Une mixité bénéfique pour tous
Pourtant, cette Mam affiche un bilan plus que positif. « Nous n’avons pas envie d’arrêter! », assure Jane Bliguet. Ces cinq premières années leur ont permis de valider un postulat essentiel : l’accueil d’enfants porteurs et non porteurs en mixité s’avère bénéfique pour tous. « Pour les enfants en situation de handicap, beaucoup se joue les premières années donc être dans une Mam inclusive, ça les stimule et les tire vers le haut », résume Jane Bliguet. Et pour les autres, c’est une ouverture sur le handicap, la différence, même si, « il est encore un peu tôt pour constater les conséquences de cet accueil en mixité, estime Jane Bliguet. Ce qui est sûr, c’est que les enfants ne font pas de différence, ils prennent les autres tels qu’ils sont! » Des propos largement confortés par les récentes études sur le sujet. « L'inclusion est en soi une opportunité de stimulation, motivation et socialisation pour l'enfant, et donc de progrès », peut-on lire dans un rapport adopté par le Conseil de l'enfance du HCFEA le 5 juillet 2018. Pour ses rédacteurs, « l’inclusion (…) ne doit plus être une alternative, elle a vocation à devenir une évidence ». « Il faut, de toute urgence, développer des services de stimulation précoce pour les petits ayant une déficience intellectuelle », préconise un autre rapport, publié par le Comité régional des associations pour la déficience intellectuelle.

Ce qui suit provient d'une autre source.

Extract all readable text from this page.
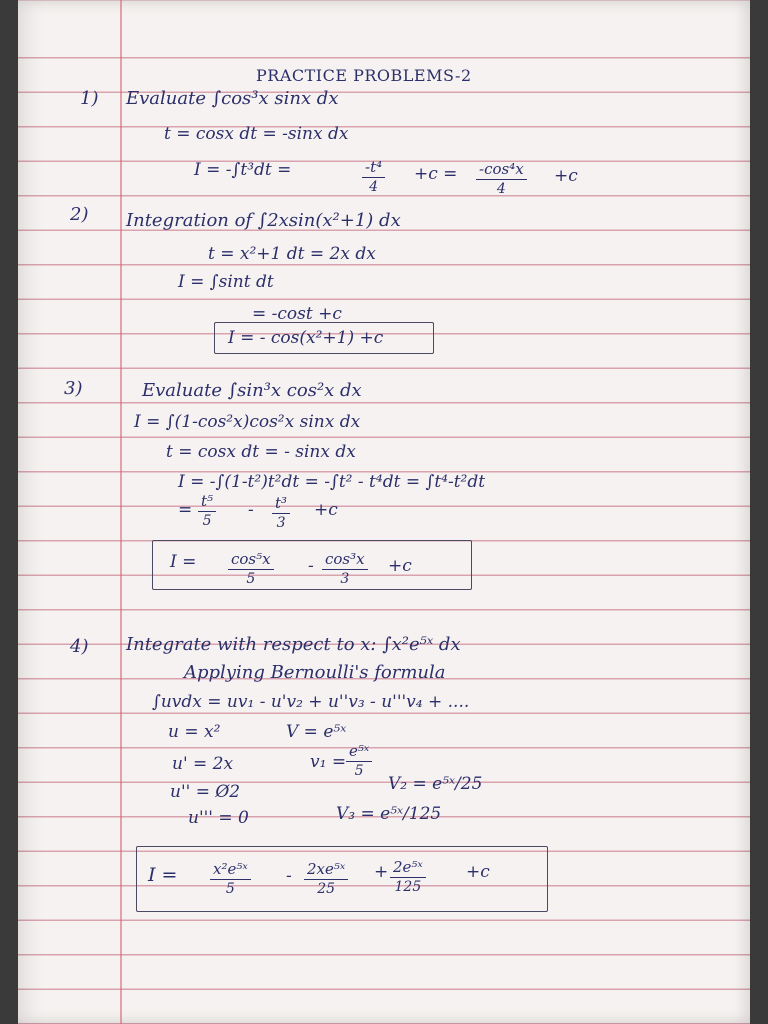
PRACTICE PROBLEMS-2
1) Evaluate ∫cos³x sinx dx
t = cosx dt = -sinx dx
I = -∫t³dt =	$\frac{\text{-t⁴}}{4} +c = \frac{\text{-cos⁴x}}{4} +c$
2) Integration of ∫2xsin(x²+1) dx
t = x²+1 dt = 2x dx
I = ∫sint dt
= -cost +c
I = - cos(x²+1) +c
3)	Evaluate ∫sin³x cos²x dx
I = ∫(1-cos²x)cos²x sinx dx
t = cosx dt = - sinx dx
I = -∫(1-t²)t²dt = -∫t² - t⁴dt = ∫t⁴-t²dt
= $\frac{\text{t⁵}}{5} - \frac{\text{t³}}{3} +c$
$I = \frac{\text{cos⁵x}}{5} - \frac{\text{cos³x}}{3} +c$
4) Integrate with respect to x: ∫x²e⁵ˣ dx
Applying Bernoulli's formula
∫uvdx = uv₁ - u'v₂ + u''v₃ - u'''v₄ + ....
u = x²	V = e⁵ˣ
u' = 2x	$v_1 = \frac{\text{e⁵ˣ}}{5}$
u'' = Ø2	V₂ = e⁵ˣ/25
u''' = 0	V₃ = e⁵ˣ/125
$I = \frac{\text{x²e⁵ˣ}}{5} - \frac{\text{2xe⁵ˣ}}{25} + \frac{\text{2e⁵ˣ}}{125} +c$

Un manque de soutien des pouvoirs publics
Malgré ce bilan positif, Jane Bliguet et ses collègues restent d’autant plus motivées à se mobiliser pour les enfants porteurs de handicap. Si elles ont pu offrir un répit aux familles et un accueil stimulant aux enfants, reste qu’une fois atteints leurs six ans, les aides (complément mode de garde) s’arrêtent et la suite du parcours de ces enfants et de leurs familles reste complexe. Les deux autres enfants accueillis à la Mam n’ont pas trouvé de place dans le public : l’un est en attente d’une place en institut d’éducation motrice (IEM) et l’autre est dans une école privée hors contrat…

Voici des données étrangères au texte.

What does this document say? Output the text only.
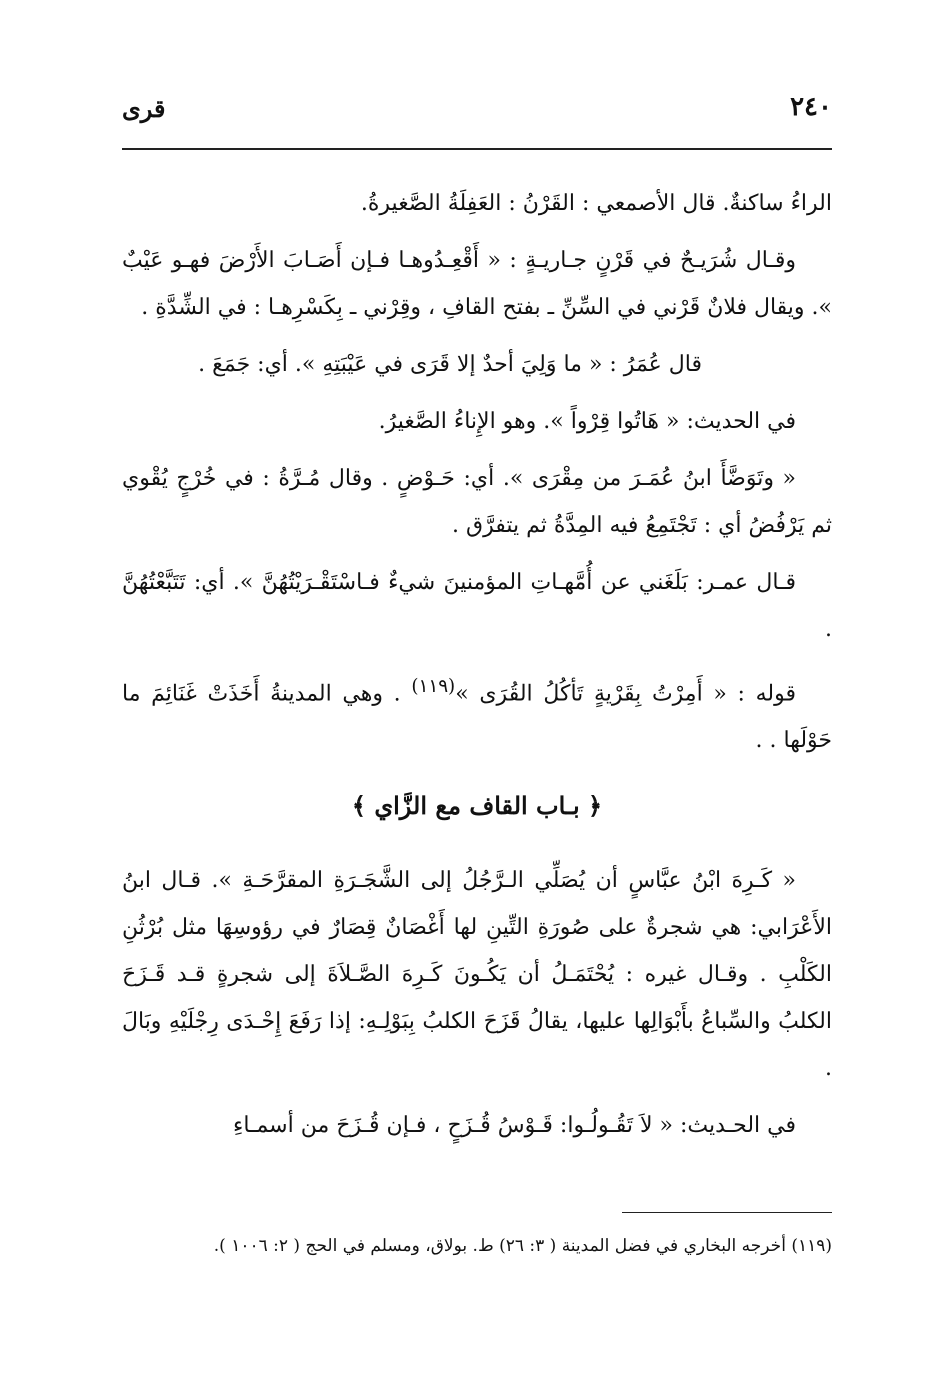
٢٤٠
قرى

الراءُ ساكنةٌ. قال الأصمعي : القَرْنُ : العَفِلَةُ الصَّغيرةُ.

وقـال شُرَيـحٌ في قَرْنٍ جـاريـةٍ : « أَقْعِـدُوهـا فـإن أَصَـابَ الأَرْضَ فهـو عَيْبٌ ». ويقال فلانٌ قَرْني في السِّنِّ ـ بفتح القافِ ، وقِرْني ـ بِكَسْرِهـا : في الشِّدَّةِ .

قال عُمَرُ : « ما وَلِيَ أحدٌ إلا قَرَى في عَيْبَتِهِ ». أي: جَمَعَ .

في الحديث: « هَاتُوا قِرْواً ». وهو الإِناءُ الصَّغيرُ.

« وتَوَضَّأَ ابنُ عُمَـرَ من مِقْرَى ». أي: حَـوْضٍ . وقال مُـرَّةُ : في خُرْجٍ يُقْوي ثم يَرْفُضُ أي : تَجْتَمِعُ فيه المِدَّةُ ثم يتفرَّق .

قـال عمـر: بَلَغَني عن أُمَّهـاتِ المؤمنينَ شيءٌ فـاسْتَقْـرَيْتُهُنَّ ». أي: تَتَبَّعْتُهُنَّ .

قوله : « أَمِرْتُ بِقَرْيةٍ تَأكُلُ القُرَى »$^{(١١٩)}$ . وهي المدينةُ أَخَذَتْ غَنَائِمَ ما حَوْلَها . .

﴿ بـاب القاف مع الزَّاي ﴾

« كَـرِهَ ابْنُ عبَّاسٍ أن يُصَلِّي الـرَّجُلُ إلى الشَّجَـرَةِ المقرَّحَـةِ ». قـال ابنُ الأَعْرَابي: هي شجرةٌ على صُورَةِ التِّينِ لها أَغْصَانٌ قِصَارٌ في رؤوسِهَا مثل بُرْثُنِ الكَلْبِ . وقـال غيره : يُحْتَمَـلُ أن يَكُـونَ كَـرِهَ الصَّـلاَةَ إلى شجرةٍ قـد قَـزَحَ الكلبُ والسِّباعُ بأَبْوَالِها عليها، يقالُ قَزَحَ الكلبُ بِبَوْلِـهِ: إذا رَفَعَ إِحْـدَى رِجْلَيْهِ وبَالَ .

في الحـديث: « لاَ تَقُـولُـوا: قَـوْسُ قُـزَحٍ ، فـإن قُـزَحَ من أسمـاءِ

(١١٩) أخرجه البخاري في فضل المدينة ( ٣: ٢٦) ط. بولاق، ومسلم في الحج ( ٢: ١٠٠٦ ).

Jane Bliguet regrette également ce manque de soutien de la part des pouvoirs publics dans la création de la MAM, qui a nécessité un aménagement pour les personnes à mobilité réduite (PMR) au rez-de-chaussée et celui du jardin comme outil pédagogique favorables aux enfants porteurs de handicap. Davantage de soutien pourrait pourtant contribuer à répondre aux besoins et au souhait des parents d’enfants porteurs de handicap. Alors que 15 % des parents d’enfants bénéficiaires de l’Allocation d’éducation de l’enfant handicapé (AEEH) souhaiteraient placer leur enfant chez un assistant maternel, seuls 6 % le font, selon la dernière étude de la Drees sur le sujet, paru en décembre 2023. Au lieu de faire garder leurs enfants, ces parents s’en chargent eux-mêmes.